Le promesse-bluff del sindaco Rosso Maurizio Valenzi
Nel frattempo, a Napoli diventava sindaco Maurizio Valenzi, un’icona del politico-intellettuale comunista e antifascista, eroe della Resistenza e pittore nel tempo libero. Fu sotto la sua spinta che, tra il 1976 e il 1980, più di un quarto degli abitanti del centro storico napoletano fu trasferito in modo più o meno volontario (qualcuno ha parlato di “deportazione”) nel nuovo complesso edilizio. A livello propagandistico, un vero successo per le nuove giunte di sinistra che, sull’onda dell’avanzata comunista, si insediavano nei maggiori centri italiani. Inutile dire che tutti quei servizi che avrebbero dovuto accompagnare questo trasferimento in massa, dai collegamenti veloci alle strutture pubbliche di ogni tipo, non erano ancora state realizzate. O, semplicemente, non erano state nemmeno pensate.
Scampia, con le sue Vele avveniristiche che erano in realtà casermoni-dormitorio, in poco tempo sarebbe divenuta la località con il più alto grado di criminalità, disagi psichici, piccola delinquenza, spaccio di droga, non solo del Sud ma di tutta l’Italia.
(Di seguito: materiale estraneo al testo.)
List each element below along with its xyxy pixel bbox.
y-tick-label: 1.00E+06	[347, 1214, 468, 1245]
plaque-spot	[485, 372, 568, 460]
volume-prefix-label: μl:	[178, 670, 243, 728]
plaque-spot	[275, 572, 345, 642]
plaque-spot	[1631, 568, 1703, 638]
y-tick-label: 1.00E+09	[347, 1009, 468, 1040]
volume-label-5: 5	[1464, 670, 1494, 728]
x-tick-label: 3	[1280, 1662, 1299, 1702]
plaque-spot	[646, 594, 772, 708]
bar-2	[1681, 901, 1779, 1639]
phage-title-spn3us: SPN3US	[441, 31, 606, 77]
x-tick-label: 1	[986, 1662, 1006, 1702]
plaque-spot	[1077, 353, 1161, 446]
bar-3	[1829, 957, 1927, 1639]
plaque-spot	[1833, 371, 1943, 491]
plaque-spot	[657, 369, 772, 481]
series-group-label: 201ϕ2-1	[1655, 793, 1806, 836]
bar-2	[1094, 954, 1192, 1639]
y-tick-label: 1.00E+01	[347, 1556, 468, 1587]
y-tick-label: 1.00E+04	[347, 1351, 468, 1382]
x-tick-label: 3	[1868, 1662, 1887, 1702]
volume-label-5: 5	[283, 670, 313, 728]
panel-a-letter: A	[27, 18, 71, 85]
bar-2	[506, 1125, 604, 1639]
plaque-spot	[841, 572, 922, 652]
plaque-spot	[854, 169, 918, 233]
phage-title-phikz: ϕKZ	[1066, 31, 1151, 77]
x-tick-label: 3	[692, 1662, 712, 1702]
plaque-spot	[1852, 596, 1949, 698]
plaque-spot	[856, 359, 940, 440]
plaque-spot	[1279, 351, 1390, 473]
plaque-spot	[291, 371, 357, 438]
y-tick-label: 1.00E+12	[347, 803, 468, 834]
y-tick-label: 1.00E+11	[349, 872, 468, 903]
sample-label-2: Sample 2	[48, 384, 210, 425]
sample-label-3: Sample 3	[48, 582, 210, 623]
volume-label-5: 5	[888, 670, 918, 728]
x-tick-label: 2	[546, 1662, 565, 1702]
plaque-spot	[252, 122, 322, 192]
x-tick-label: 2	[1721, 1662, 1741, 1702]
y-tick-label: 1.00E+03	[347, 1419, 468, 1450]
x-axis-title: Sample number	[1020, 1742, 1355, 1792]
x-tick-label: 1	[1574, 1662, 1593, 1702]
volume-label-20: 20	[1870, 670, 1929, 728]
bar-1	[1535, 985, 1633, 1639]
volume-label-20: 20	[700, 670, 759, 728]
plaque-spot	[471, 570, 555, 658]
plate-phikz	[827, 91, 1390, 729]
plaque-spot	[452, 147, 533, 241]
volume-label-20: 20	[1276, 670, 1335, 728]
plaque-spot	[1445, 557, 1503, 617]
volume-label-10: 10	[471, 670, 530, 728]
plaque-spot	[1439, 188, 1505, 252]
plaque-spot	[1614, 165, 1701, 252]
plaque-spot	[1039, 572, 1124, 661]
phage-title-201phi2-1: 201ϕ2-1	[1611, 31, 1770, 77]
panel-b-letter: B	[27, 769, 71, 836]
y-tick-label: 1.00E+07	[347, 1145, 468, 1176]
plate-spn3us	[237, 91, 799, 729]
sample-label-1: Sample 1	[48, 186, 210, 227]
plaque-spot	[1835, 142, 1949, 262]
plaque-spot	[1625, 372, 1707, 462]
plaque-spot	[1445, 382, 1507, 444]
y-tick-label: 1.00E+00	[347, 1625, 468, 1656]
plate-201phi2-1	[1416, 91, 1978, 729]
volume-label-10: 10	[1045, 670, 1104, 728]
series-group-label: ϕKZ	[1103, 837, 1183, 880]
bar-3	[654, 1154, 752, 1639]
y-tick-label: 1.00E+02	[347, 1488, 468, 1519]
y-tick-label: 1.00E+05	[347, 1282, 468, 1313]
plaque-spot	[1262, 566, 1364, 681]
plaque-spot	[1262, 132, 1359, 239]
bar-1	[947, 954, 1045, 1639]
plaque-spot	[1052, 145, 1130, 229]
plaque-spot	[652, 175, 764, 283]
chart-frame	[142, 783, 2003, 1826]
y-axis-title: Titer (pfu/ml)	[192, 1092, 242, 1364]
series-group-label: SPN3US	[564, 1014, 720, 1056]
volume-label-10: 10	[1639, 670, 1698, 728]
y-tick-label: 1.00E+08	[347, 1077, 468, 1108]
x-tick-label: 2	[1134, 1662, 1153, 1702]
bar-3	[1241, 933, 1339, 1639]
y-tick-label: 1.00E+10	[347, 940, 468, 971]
O forse dell’intera Europa.
Gomorra e le fortune di Saviano
Con un voltafaccia incredibile, fu la stessa sinistra che cominciò presto a denunziare i mali di Scampia, quei mali di cui era stata in ultima istanza la causa culturale e politica. Sul degrado di Scampia ha costruito le proprie fortune pseudo-letterarie Roberto Saviano, il quale, più volte, non ha fatto mancare la sua voce, ben tenendo nascoste le responsabilità della sua parte politica. Casomai accusando il governo e i “fascisti” dei morti del crollo. In circa quaranta anni di ininterrotto governo cittadino, di riqualificazioni mai avvenute, di demolizioni di ciò che si era con tanto trasporto costruito, di trasferimenti di sedi universitarie a solo scopo di immagine, la sinistra dovrebbe solo fare autocritica. Non la farà. Intanto, il suo fallimento sarà pagato, ancora una volta, da poveri cristi innocenti.